Software giant Adobe Systems has announced that it has selected Lehi, UT as the site of its new 230,000-square-foot tech campus, which will bring up to 1,000 jobs to the area over the next 20 years, according to a report in the Daily Herald.
Representatives involved in the planning process, Utah, Lehi City, Adobe and Economic Development Corporation of Utah, said Adobe will build a campus on a 38-acre undeveloped site west of Traverse Mountain and similar to Adobe’s corporate offices in San Jose, California with a skywalk between multilevel LEED certified buildings.
Adobe is the third computer company to open offices in Lehi and joins Micron, IM Flash and Microsoft at the city’s north border. Additionally, the National Security Agency is building a 65-megawatt data center at Camp Williams north of Lehi.
When plans for the new tech campus were announced in August, Adobe CFO Mark Garrett told media that it would be built in either Salt Lake or Utah counties. The expansion is directly tied to the Utah-based Omniture arm of the company, which now accounts for 10 percent of Adobe’s total revenues. Adobe purchased Utah County Orem Internet analytics company in September 2009 for $1.8 billion.

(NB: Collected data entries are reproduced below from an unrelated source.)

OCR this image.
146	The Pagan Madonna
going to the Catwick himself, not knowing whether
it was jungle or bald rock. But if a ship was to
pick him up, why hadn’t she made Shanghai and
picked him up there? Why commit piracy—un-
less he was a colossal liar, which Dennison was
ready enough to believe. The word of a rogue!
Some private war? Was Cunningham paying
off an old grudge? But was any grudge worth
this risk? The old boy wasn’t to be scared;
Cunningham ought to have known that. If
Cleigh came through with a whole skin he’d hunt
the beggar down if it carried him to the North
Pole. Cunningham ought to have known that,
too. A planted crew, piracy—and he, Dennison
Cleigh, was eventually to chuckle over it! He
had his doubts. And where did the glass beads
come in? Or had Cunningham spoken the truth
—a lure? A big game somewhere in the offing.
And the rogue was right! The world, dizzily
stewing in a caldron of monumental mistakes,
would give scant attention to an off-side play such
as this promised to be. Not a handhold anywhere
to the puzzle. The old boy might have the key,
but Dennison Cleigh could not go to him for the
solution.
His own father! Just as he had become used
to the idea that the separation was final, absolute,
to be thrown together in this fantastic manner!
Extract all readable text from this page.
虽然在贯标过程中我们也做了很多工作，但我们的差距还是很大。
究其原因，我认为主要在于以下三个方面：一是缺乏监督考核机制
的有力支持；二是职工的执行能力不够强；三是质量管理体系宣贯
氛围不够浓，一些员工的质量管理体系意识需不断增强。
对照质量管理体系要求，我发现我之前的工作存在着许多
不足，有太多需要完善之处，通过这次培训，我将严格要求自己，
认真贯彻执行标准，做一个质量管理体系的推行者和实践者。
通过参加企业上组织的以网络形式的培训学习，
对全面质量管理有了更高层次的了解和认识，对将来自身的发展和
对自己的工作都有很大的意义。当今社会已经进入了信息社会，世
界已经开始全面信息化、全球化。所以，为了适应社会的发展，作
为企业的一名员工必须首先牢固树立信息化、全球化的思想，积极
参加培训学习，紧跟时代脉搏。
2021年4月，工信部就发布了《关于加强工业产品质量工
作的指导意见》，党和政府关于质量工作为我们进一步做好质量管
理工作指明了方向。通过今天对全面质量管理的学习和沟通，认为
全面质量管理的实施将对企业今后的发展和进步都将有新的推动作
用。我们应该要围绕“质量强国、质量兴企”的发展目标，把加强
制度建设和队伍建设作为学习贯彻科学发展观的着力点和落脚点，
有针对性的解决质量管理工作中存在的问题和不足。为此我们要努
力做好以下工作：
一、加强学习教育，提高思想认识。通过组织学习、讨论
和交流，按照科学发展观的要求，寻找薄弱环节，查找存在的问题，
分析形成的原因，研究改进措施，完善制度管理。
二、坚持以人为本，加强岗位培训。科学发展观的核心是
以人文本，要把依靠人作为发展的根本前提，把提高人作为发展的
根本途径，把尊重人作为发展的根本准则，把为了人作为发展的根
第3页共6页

The Lehi project will be built in at least two phases creating at least 250 construction jobs. Construction for Phase 1 of the new 230,000-square-foot campus is expected to begin mid-2011 and to be completed in the fall of 2012, providing facilities for approximately 1,000 employees. Adobe’s Omniture Business Unit today employs approximately 620 people in Utah. Adobe’s expansion of operations in Utah could create up to 1,000 new jobs in the state over the next 20 years.
The new Adobe campus will be just down the street from the massive IM Flash Technologies fabrication facility and within sight of a number of other software and IT companies located in the Thanksgiving Point business park. When the first phase is completed in 2012, Adobe will be hiring or transferring 670 employees, about 620 from the Omniture offices, to the new campus.
Expected to bring in more than $134 million in taxes over the next 20 years, the move could bring in as much as $1.6 billion in wages paid over that time. Salaries will be 200 percent of the local average.